We make no efforts to hide our affection for our 8x8 RGB LED Matrices (the ones we used in our LED Coffee Table). They are bright, colorful, and awesome to play around with. However, four students from Télécom ParisTech took the LED Matrix to another level with their GLiP project.
RGB LED Matrix (this one has a serial interface).
GLiP - standing for Great LED Interactive Puzzle - is an outstanding, multi-function project developed by French students Mickaël Camus, Enzo Casasola, Julie Estivie and Florent Matignon. Using SparkFun LED Matrices, they created an interactive puzzle/piece of art.
The blocks can be arranged in any order, except one block must remain in the top left corner. This is the "master block," which is connected to a computer and gives commands to the rest of the boards via infrared. 16 blocks can work together to create a 32x32 (or 168x8) puzzle, animation, or text display.
I think the video speaks for itself. To read more about this project, visit the GLiP website. Great work!
why would anbody need an led matrices
opps sorry im guessing matrices is plural of matrix.i never knew that. i thought it was spelling mistake .

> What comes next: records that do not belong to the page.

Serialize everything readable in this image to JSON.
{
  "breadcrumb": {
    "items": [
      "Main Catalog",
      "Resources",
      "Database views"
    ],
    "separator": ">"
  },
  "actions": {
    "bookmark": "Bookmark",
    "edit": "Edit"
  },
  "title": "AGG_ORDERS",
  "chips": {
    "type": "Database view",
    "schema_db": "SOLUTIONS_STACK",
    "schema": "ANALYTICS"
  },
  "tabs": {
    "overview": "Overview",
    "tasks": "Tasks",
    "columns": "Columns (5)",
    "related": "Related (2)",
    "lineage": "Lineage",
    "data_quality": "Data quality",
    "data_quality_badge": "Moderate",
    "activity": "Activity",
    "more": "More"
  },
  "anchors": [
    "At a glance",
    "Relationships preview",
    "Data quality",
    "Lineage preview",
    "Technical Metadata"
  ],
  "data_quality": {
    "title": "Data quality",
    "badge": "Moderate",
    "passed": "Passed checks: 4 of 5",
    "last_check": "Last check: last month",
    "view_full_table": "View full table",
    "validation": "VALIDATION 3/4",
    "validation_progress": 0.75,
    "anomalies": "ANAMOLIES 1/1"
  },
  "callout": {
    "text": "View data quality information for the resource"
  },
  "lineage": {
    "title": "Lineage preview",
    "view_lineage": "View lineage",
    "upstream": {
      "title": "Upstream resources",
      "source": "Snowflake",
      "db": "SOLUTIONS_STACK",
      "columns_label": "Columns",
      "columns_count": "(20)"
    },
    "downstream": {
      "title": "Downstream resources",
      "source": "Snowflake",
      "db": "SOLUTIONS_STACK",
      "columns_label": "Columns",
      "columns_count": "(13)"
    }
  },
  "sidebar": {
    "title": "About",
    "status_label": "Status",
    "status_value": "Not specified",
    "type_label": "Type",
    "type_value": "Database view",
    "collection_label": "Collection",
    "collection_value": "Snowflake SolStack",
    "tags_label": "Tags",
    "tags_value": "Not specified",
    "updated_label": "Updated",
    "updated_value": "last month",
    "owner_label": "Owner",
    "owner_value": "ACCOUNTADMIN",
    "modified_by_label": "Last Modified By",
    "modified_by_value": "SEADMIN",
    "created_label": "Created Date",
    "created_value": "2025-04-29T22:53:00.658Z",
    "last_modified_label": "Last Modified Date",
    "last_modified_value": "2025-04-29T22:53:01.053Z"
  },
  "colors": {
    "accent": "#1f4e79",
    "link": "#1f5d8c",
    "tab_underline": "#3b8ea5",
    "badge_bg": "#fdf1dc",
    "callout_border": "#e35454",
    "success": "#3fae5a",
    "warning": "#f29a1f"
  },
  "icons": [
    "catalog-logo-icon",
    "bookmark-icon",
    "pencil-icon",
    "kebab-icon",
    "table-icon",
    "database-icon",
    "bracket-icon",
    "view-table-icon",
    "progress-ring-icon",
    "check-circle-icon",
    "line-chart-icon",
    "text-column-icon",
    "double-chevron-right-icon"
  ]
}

Nice project, but not a new one!
I remember similar work published somewhere, where was it? Here on sparkfun, John Peterson's project : http://www.sparkfun.com/commerce/news.php?id=325
I was gonna say the same thing...
Pretty cool, but that's a $850+ puzzle game. I wish those LED matrix parts were less expensive.
Like Siftibles then...
I am amazed. Very cool how these guys made this. Admrable work in general.
@nedium, @bret and @mman: nobody is saying that it may be new concept or design. The other project you mentioned, the tiles don't communicate to each other and you need a 'mothership' to load data into each tile and the total size is limited by the mothership. Please don't criticize, instead recognize and admire and give credits to the great work.
No criticism here, merely drawing the similarities between the two.
@nedium : as they explain on their website they added communication, synchronization and dynamic reconfiguration to Puzzlemation's concept. Matrices cooperate to dynamically compute their relative positions, so two blocks can be swapped without disturbing the video display (it can also work in Puzzlemation mode, by de-activating communication between blocks, see video around 1'28).